The 9th Circuit of Appeals[1] ruled that sending a collection letter to a consumer at her workplace, addressed "personal and confidential," "in care of" her employer was an automatic violation of Fair Debt Collection Practices Act §1692c(b). This section prohibits debt collectors from communicating with any person except those listed in that section, and that list does not include employers.

Invasions of privacy and embarrassment caused by third-party disclosures are injuries that the FDCPA was designed to prevent. Disclosing a consumer's personal affairs to her employer is a form of collection abuse, ruled the court.
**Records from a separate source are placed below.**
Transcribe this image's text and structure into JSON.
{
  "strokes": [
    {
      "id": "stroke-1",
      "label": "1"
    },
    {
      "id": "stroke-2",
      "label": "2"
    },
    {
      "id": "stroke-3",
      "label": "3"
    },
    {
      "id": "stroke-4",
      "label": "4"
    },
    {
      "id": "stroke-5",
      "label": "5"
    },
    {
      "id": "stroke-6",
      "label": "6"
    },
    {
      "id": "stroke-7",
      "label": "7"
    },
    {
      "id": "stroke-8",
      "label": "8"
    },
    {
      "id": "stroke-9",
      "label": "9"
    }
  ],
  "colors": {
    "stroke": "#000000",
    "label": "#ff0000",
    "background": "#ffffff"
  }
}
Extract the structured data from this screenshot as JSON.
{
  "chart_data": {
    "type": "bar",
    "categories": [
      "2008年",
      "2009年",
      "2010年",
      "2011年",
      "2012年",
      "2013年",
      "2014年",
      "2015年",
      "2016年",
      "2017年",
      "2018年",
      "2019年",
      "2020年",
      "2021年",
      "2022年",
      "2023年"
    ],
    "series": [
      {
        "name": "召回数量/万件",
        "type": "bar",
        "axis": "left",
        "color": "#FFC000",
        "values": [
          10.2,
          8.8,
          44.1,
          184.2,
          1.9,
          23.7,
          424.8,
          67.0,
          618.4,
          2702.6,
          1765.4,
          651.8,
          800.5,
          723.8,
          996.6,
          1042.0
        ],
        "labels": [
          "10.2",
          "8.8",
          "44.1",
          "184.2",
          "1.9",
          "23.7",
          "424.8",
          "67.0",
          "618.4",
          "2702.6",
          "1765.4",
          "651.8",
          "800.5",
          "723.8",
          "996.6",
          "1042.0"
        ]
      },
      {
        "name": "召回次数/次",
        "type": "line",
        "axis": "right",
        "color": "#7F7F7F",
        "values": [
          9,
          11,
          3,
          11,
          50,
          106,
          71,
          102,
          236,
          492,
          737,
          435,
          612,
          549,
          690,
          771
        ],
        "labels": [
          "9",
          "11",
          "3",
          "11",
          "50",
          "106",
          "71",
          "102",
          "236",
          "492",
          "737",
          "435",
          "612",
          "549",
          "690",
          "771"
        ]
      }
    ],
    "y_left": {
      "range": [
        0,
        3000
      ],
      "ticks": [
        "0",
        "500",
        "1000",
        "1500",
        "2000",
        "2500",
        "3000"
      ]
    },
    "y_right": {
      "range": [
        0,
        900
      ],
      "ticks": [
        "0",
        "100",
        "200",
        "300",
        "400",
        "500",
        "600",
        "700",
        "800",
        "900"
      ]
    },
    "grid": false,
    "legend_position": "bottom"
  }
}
The defendant collection lawyer's reason for sending those communications to consumers' workplaces was grounded in his assumption that consumers in "work mode" are better communicators. This "reason" ignored the requirement that consent is first necessary under § 1692c(b) before communicating through an employer.

The court held, "permitting debt collectors to send letters addressed to the debtor "in care of" the debtor's employer absent the debtor's consent would allow debt collectors to circumvent the protection inherent in section § 1692c(b); it would also impermissibly place the burden on the consumer to affirmatively contact the debt collector to notify it that communications to third parties are unacceptable."

In reversing the District Court's denial of class certification, the appeals court analyzed the following, proposed class:

All consumers to whom, according to Defendants' records, within one year prior to filing this action the Defendants sent a collection letter at their place of employment identical to or substantially similar to the letter sent to Plaintiff.

The district court correctly found that the first criteria, numerosity, to exist as 262 class members were identified.

The second criteria, commonality (common core of factual or legal issues within class), was met as the court narrowly defined the aggrieved group: those who received this "in care of" letter to their workplace without giving consent. The district court abused its discretion for injecting factual inquiries in an otherwise straightforward inquiry. "The commonality linking the class members is the dispositive question in the lawsuit," the court held. "It is not necessary that members of the proposed class "share every fact in common."

The third criteria, typicality – where the named parties have suffered the same injury as the remainder of the class – was easily met: embarrassment in the workplace caused by third-party communications.

The last criteria needed for a class action, adequacy, is met where 1) the named plaintiffs possess no conflict of interest with other class members and 2) the named plaintiffs and their counsel will prove to prosecute the action vigorously on behalf of the class. The court found no problem here either.

In debt collection, workplace harassment is nothing new. Systematic collection abuses causing multiple, similar injuries are nothing new. Collection abuses are well suited for class action treatment to remedy repeated, small injuries and to deter future misconduct.



[1] Evon v. Law Offices of Sidney Mickell, 688 F.3d 1015 (9th Cir. 2012).